CEO James Foster said China will become second only to the US as a large-molecule development hub and he plans to add to the contract research organisation (CRO)’s portfolio via M&As of Chinese services companies.
CRL’s first acquisition in China was a 75% buy-out of research model company Vital River in late 2012. The division is experiencing “very good margins” and has a “high growth rate potential,” said Foster.
He explained Charles River did not buy out the whole company, “although we have the right to do that” because it wanted the firm to retain local market knowledge. “We think it’s critical to have a Chinese partner that knows the landscape and how to get things done there.”

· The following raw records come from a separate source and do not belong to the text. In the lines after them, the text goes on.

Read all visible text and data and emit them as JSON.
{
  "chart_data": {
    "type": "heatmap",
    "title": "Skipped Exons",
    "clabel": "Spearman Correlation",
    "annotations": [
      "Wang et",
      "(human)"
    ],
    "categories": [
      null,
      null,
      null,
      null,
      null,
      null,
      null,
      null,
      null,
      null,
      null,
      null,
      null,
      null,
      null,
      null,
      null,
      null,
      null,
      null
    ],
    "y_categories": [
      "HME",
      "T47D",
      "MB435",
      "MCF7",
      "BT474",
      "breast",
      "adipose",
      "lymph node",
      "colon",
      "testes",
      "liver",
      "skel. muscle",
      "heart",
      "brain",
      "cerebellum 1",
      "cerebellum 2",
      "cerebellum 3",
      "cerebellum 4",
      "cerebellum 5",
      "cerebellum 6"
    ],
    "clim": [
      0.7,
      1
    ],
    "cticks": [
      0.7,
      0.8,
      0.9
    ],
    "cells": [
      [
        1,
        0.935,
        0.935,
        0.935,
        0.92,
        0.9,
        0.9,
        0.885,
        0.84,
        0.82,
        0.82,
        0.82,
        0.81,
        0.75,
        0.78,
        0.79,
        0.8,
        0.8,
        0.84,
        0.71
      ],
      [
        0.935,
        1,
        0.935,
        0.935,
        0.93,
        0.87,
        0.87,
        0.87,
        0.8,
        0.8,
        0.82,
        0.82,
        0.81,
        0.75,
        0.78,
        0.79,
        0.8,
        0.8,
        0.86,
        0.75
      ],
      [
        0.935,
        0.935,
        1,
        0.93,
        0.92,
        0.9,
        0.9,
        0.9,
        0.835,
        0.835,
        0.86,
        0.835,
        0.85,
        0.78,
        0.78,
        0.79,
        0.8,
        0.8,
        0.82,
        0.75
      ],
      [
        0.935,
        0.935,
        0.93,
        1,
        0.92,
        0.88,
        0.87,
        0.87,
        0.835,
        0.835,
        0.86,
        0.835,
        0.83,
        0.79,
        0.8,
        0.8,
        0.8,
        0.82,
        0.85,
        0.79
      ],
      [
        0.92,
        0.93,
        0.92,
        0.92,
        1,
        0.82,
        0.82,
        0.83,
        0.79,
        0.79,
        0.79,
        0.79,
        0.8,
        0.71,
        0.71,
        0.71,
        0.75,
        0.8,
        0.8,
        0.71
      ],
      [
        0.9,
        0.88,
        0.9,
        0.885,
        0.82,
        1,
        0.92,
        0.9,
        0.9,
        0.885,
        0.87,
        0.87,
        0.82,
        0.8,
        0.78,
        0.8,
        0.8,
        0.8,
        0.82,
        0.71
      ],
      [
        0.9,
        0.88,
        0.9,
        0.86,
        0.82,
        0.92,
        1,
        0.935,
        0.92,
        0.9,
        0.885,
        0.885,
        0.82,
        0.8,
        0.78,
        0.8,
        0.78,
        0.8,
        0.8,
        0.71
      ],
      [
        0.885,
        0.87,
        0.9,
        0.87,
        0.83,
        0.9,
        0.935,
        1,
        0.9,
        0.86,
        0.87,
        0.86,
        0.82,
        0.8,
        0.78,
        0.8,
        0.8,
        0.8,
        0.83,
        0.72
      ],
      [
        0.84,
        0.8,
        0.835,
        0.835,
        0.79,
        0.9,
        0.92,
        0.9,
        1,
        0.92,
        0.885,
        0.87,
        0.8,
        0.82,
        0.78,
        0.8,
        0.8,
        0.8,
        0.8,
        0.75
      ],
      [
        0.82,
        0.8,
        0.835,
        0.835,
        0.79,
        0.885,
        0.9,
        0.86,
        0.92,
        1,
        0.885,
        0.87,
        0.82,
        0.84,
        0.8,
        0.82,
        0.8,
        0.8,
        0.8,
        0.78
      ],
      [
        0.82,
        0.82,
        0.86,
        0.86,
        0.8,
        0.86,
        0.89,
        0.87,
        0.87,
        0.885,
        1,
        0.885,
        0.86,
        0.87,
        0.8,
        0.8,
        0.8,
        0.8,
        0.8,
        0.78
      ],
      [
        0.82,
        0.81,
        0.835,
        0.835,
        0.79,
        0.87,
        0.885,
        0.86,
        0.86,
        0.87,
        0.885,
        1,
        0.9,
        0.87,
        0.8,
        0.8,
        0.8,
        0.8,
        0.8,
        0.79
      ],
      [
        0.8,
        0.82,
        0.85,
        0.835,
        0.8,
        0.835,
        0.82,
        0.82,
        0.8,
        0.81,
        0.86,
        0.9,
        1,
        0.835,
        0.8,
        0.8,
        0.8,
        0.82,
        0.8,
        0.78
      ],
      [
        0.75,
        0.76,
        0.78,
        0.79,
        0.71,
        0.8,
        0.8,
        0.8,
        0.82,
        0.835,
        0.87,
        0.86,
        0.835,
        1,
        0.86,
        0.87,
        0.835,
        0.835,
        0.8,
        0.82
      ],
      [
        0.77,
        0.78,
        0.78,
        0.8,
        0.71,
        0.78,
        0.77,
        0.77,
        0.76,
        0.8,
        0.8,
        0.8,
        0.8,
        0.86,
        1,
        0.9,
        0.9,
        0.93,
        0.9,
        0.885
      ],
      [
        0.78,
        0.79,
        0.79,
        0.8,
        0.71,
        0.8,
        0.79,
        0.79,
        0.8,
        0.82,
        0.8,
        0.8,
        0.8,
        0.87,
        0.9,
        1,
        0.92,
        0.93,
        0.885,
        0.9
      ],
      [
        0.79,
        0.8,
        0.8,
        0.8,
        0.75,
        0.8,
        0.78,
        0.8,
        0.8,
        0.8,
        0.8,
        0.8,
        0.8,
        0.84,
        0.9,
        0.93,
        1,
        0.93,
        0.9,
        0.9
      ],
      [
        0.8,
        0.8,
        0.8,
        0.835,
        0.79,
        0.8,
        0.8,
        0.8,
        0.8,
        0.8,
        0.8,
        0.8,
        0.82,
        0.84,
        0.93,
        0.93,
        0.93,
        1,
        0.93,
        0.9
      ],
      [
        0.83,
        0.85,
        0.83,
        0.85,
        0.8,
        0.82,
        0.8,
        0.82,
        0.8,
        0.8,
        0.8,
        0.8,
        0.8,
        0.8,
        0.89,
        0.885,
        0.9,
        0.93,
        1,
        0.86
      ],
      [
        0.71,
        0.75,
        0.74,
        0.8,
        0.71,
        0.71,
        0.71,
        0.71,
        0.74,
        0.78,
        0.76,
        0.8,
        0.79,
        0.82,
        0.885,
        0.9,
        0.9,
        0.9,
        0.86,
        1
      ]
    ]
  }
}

Now the company plans to buy more Chinese services. “We will carefully, principally through acquisition, build out our current capabilities in China. That’s definitely a geographic interest of ours on the M&A side.”
The plan involves changing some local approaches, he said. “It’s going back in time. The same things we did in the US, Europe, and Japan about educating the marketplace about the need for pristine animals in research – [is what] we’re doing in China.
“That’s gonna be at least the second largest life sciences centre and that’s gonna be an important market.”
Japan and Europe
Apart from China’s “disproportionate growth rate,” and obvious US dominance, biopharma is otherwise “pretty well balanced globally,” Foster told an audience at the Morgan Stanley Healthcare Conference in New York last week.
CRL’s strategy for the near future is to acquire a wider range of services so it is posed to work with pharma companies as they dismantle their facilities and seek more outsourcing.
Heavy consolidation in Japan has led to a lot of infrastructure reduction there, expanding the contract research market, he said. Europe is following suit, although Foster predicted the handful of pharma giants based there “will prevail and remain strong.”
The CEO added that globally, CRL had seen larger sales of its services to biologics companies than small-molecule pharma in the last financial year; “for the first time in our history.
“That’s exactly what we want, given that so much discovery is coming from biotech. So much money is going directly from pharma to support biotech discoveries– we should always be a mirror image of that.”